Chief executives are surprisingly less likely to prioritize investments in digitizing employee experience than others in the C-suite, despite the big promise it shows.
A global executive survey from ServiceNow and ESI ThoughtLab of 600 C-level executives in five major industries shows that digitizing the employee experience (EX) doesn’t just boost productivity and engagement, it improves customer retention, revenue growth, and profitability.
Yet CEOs trail other senior executives by a wide margin in prioritizing EX objectives, the survey shows. While 74% of CHROs and 54% of CIOs consider overall progress their top EX priority over the next three years, just 48% of CEOs agreed; similarly, while 68% of CHROs and 57% of CIOs consider digitizing employee experience in IT support a top priority, only 44% of CEOs concurred.
That’s especially worrying given the indefinite impact of COVID-19 on how employees will work in 2021 and beyond. In fact, according to a separate workplace survey conducted by ServiceNow in September, 60% of companies still lack sophisticated digital workflows that help employees be more productive.
Yoni Assia, CEO of eToro, the trading and brokerage platform, chalks some of this up to the complexity of the endeavor. “Being able to define and automate workflows for knowledge workers who are required to be creative isn’t trivial,” he says.
CHROs are by far the biggest advocates and most successful practitioners of EX in the C-suite. They are also more likely to recognize its benefits than CEOs or other execs. When asked what payoffs of EX they had achieved, CHROs reported the biggest benefits in several key areas, while CEOs reported the least in the following areas:
- Higher productivity
CHROs: 51%, All: 44%, CEOs: 40%
- Improved customer experience
CHROs: 44%, All: 40%, CEOs: 32%
- Improved market position
CHROs: 38%, All: 33%, CEOs: 30%
- Higher employee satisfaction
CHROs: 38%, All: 39%, CEOs: 32%
CEOs also see bigger obstacles to making progress with digital EX than their C-suite peers. CEOs see bigger challenges compared to all executives in upskilling employees to work with digital systems (52% vs. 45% on average), getting employees to accept changes in work processes (34% vs. 27%), and enabling human-to-machine workflows (32% vs. 23%) as the biggest challenges.
The CEO disconnect suggests one big takeaway for all organizations heading into 2021: CHROs and others need to do a better job of lobbying and educating their chief executives to help them understand the full range of digital EX benefits. That’s an even more urgent issue now than it was during the first few months of the pandemic.

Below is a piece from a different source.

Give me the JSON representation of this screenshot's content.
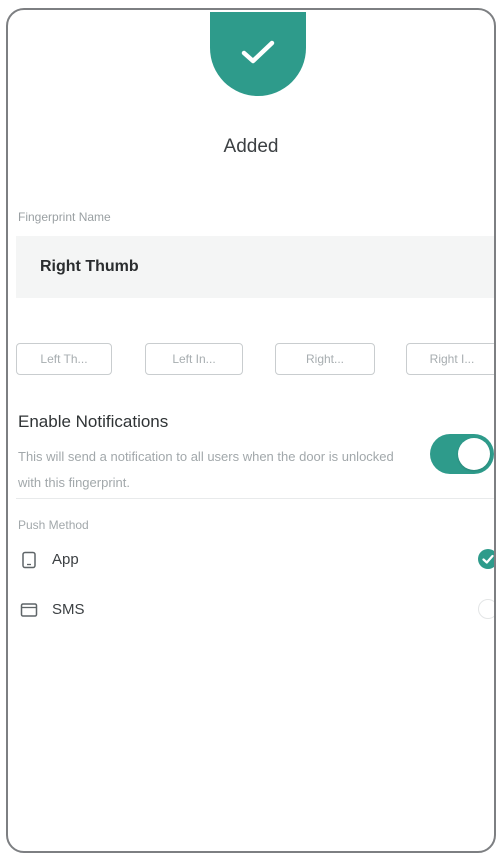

eToro CEO Assia is a case in point: Having navigated the initial challenges of managing a remote workforce, he is considering more complex mountains to climb in 2021. “How do you maintain the culture of your company?” he asks. “How do you communicate vision, strategy, and have people feel like they’re a part of the company if they’ve never been into the company’s offices? That’s going to be a challenge for us to take.”
Expanding his investment in digital employee experience is emerging as the smartest way to tackle it.